Widyastuti juga menjelaskan saat ini fogging bukan pilihan untuk preventif, melainkan intervensi ketika ada kasus. Fogging pada dasarnya memberikan suatu ada zat kimia dan akan menjadi berbahaya kalaupun diberikan tidak sesuai dengan porsinya pada kesehatan anak-anak maupun resistensi nyamuk penyebab DBD.
"Tentu juga tentu kalau diberikan tidak sesuai dengan aturannya, dosisnya dan regulasinya khawatir akan menjadi iritasi pada manusia gitu ya. Yang kedua resisten, apabila juga kita memberikan tidak sesuai aturan kalau resisten khawatirnya nyamuknya malah tidak mati, malah jadi kebal.

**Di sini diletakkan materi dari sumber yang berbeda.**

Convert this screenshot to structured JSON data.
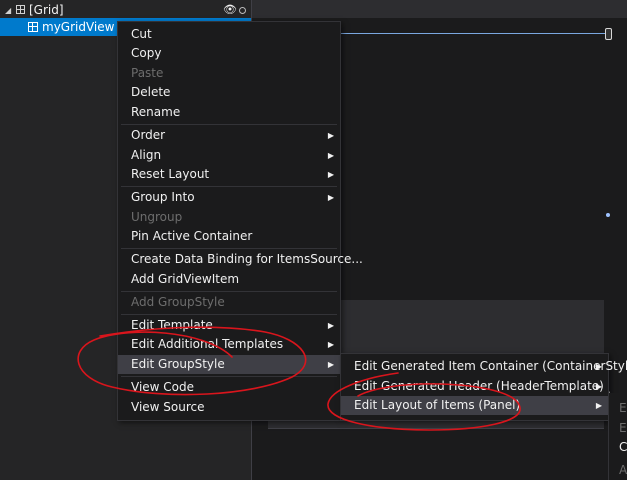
{
  "tree": {
    "grid_label": "[Grid]",
    "selected_label": "myGridView"
  },
  "context_menu": {
    "items": [
      {
        "label": "Cut"
      },
      {
        "label": "Copy"
      },
      {
        "label": "Paste"
      },
      {
        "label": "Delete"
      },
      {
        "label": "Rename"
      },
      {
        "label": "Order"
      },
      {
        "label": "Align"
      },
      {
        "label": "Reset Layout"
      },
      {
        "label": "Group Into"
      },
      {
        "label": "Ungroup"
      },
      {
        "label": "Pin Active Container"
      },
      {
        "label": "Create Data Binding for ItemsSource..."
      },
      {
        "label": "Add GridViewItem"
      },
      {
        "label": "Add GroupStyle"
      },
      {
        "label": "Edit Template"
      },
      {
        "label": "Edit Additional Templates"
      },
      {
        "label": "Edit GroupStyle"
      },
      {
        "label": "View Code"
      },
      {
        "label": "View Source"
      }
    ]
  },
  "submenu": {
    "items": [
      {
        "label": "Edit Generated Item Container (ContainerStyle)"
      },
      {
        "label": "Edit Generated Header (HeaderTemplate)"
      },
      {
        "label": "Edit Layout of Items (Panel)"
      }
    ]
  },
  "third_menu": {
    "items": [
      {
        "label": "Ec"
      },
      {
        "label": "Ec"
      },
      {
        "label": "Cr"
      },
      {
        "label": "Ap"
      }
    ]
  },
  "colors": {
    "selection": "#007acc",
    "menu_bg": "#1b1b1c",
    "hover": "#3f3f46",
    "annotation": "#d9151c"
  }
}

Nah ini kan malah nanti jadi bermasalah, nah jadi fogging memang dikendalikan oleh pemerintah untuk kasus positif bukan untuk pencegahan," pungkas Widyastuti.
Sebagaimana diketahui sebelumnya, Kepala Dinas Kesehatan DKI Jakarta, Ani Ruspitawati mengatakan kasus Demam Berdarah Dengue (DBD) di DKI terbanyak di wilayah Jakarta Barat yakni sebanyak 526 kasus DBD terjadi pada anak-anak hingga dewasa.
Sementara itu kasus DBD di Jakarta meningkat pesat dalam satu bulan terakhir yakni 1.729 kasus DBD di Jakarta hingga 18 Maret 2024. Kasus DBD tersebut naik 1.102 orang, pasalnya sebelumnya pada 19 Februari 2024 hanya 627 kasus DBD.